Haroldo: homenino-sem-fim

Quando li Haroldo pela primeira vez minha cabeça e meu coração entraram em cheque-mate. Percebi que estava diante de um poeta que chutava o pau da barraca da poesia.  E chutava com classe: barrocamente. O livro era Xadrez de  Estrelas, de 1979.

Eu lera, aqui e ali, que um certo pós-moderno invadia a literatura e as artes a partir da arquitetura. (Mais tarde, com a leitura de seu O Arco Íris Branco, de 2000) descobrira que o Haroldo não gostava da expressão pós-modernidade por encerrar o fim das utopias.
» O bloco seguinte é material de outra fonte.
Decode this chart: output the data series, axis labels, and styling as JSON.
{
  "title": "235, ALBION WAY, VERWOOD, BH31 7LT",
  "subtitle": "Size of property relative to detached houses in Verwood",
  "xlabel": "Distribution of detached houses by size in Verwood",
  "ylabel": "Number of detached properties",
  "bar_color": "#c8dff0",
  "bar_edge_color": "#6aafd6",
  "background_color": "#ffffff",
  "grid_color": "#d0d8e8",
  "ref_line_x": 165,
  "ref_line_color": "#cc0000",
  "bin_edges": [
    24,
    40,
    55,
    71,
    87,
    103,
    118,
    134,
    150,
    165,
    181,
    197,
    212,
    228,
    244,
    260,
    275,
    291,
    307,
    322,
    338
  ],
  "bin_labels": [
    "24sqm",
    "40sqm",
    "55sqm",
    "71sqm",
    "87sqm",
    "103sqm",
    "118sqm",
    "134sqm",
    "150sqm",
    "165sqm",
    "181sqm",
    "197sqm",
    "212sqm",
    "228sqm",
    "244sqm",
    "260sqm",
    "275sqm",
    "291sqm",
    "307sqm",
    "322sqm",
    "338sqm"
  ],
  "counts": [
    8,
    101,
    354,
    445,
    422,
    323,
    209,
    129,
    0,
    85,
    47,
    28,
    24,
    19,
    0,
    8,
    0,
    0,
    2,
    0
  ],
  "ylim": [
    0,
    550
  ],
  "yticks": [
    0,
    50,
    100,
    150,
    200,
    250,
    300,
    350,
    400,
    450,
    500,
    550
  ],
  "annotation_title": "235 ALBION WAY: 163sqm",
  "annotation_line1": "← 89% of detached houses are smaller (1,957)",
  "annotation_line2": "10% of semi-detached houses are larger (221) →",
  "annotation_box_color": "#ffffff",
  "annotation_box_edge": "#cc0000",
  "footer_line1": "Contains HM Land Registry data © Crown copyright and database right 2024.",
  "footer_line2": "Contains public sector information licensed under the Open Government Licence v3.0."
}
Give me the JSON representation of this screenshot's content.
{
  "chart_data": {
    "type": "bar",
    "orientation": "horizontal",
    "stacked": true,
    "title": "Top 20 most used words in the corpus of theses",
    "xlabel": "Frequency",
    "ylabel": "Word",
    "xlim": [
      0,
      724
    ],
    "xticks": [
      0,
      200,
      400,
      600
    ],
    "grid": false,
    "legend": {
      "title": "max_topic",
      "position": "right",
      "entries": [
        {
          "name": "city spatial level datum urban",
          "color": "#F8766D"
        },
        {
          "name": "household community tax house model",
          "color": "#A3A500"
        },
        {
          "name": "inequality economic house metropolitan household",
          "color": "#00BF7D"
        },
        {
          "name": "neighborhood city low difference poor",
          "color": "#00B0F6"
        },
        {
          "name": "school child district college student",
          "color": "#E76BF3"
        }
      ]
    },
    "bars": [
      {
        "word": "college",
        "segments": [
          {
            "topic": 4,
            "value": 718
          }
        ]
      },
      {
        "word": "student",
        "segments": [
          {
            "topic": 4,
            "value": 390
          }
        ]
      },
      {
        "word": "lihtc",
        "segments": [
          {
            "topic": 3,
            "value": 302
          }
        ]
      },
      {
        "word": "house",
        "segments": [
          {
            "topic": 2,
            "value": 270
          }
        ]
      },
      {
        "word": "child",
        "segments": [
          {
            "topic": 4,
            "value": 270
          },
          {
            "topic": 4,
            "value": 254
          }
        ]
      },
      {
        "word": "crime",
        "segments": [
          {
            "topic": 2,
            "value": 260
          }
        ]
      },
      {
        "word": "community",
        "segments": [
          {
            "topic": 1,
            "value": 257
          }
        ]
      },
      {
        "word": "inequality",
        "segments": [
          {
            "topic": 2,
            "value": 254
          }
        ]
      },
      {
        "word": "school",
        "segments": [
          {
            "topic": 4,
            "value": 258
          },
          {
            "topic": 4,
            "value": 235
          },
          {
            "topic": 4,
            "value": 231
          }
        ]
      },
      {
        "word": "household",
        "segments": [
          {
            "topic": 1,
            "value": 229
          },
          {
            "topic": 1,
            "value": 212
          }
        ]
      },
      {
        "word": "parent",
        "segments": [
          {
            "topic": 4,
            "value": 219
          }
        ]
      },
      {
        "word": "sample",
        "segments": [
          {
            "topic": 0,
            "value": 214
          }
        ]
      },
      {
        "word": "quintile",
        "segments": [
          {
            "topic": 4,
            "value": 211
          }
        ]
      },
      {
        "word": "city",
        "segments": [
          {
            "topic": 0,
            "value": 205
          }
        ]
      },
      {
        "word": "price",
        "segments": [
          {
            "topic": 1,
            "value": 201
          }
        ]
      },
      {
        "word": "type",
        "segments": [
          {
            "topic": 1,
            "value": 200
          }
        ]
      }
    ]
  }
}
E ele sempre fora um amante das utopias).

Morreu deixando utopias no ar e um sentimento de que, sem poesia estamos ficando mais subdesenvolvidos, como me confidenciou um amigo por e-mail.

Ao  lado de seu irmão Augusto ("siamesmos / uni- / somos / outro") e de Décio Pignatari lançou a única poesia que o Brasil fez com cara própria e com cara de  exportação: a Poesia Concreta. O mais são destaques individuais que não chegam a configurar um movimento. A Poesia Concreta é mais significativa e mais importante que o nosso Modernismo de 1922, segundo muitos estudiosos, entre eles, João Cabral de Melo Neto.

Haroldo fez poesia, traduziu obras escritas em  línguas orientais e ocidentais, vivas ou mortas, contemporâneas, antigas ou medievas. Deu-nos Homero e Maiakóvski, Dante e Joyce, Pound e o Eclesiastes, entre tantos.

Na ensaística, revelou-nos um Macunaíma até então desconhecido. Gerou polêmica, mas acabou vencendo  pela qualidade de seu  olhar livremente antropofágico.  Foi capaz de ler José de Alencar sem as viseiras (pseudo)marxistas de (pseudo)leitores-engagées: revelou-nos Iracema à luz da vertente jakobson-bakhtiniana e fez-nos ver uma arquitextura do texto que de tão óbvia surpreendeu a todos  como exótica.

Viu Euclides para além do sertão-jornalístico, do sertão-geográfico, do sertão-ideológico. Viu campos novos neste sertão euclidiano da linguagem e revelou, com Augusto, que  Guimarães Rosa podia ser mallarmaico, para  além dos neologismos (trans)regionalistas que (des)inventara.

Buscou na tradição  oriental os resquícios da Poesia enquanto concisão e rigor. Introduziu-nos no universo pictórico da escrita chinesa e enfatizou a importância do cineasta Eisenstein na  concepção da função poética.

Escreveu Galáxias,  pura poesia  neobarroca, da mais densa e sedutora beleza. Caetano  Veloso, seduzido e sedutor, musicou-lhe um fragmento. Atrevido e ousado como  o mestre poeta, gravou a canção em disco e depois inseriu-a no show. Agradou sempre, como Haroldo gostava que gostassem do ele  gostava.

Participou de filmes de Júlio Bressane lendo anarquicamente Galáxias em meio aos delírios de Brás Cubas, ou  barrocamente declamando Gregório de Matos em Os Sermões.

Enquanto professor do curso de Semiótica no Programa de Pós-Graduação da PUC-São Paulo era amado pelos  alunos e colegas. Jamais sua vasta erudição o impediu de ser uma pessoa simples e atenciosa. Digo mais: uma pessoa afetiva.

Os prêmios que recebeu no país e no exterior, o reconhecimento de seu trabalho na poesia, na tradução, na ensaística, fizeram dele um intelectual imprescindível à compreensão de nossa poesia e da literatura nacional como um todo.

Mesmo quando discorria sobre Mallarmé ou Joyce, Gomringer ou Hoelderlin, seu foco estava  voltado para a revelação de um Sousândrade, um Kilkerry, um Oswald, um Leminski.

Haroldo de Campos deixa conosco uma obra que precisa ser lida e relida a fim de mantermos a maturidade que  nos imputou a Poesia Concreta. A fim de que nunca mais  regredirmos ao estágio das antas modernistas ou dos bem-comportados copistas subdesenvolvidos.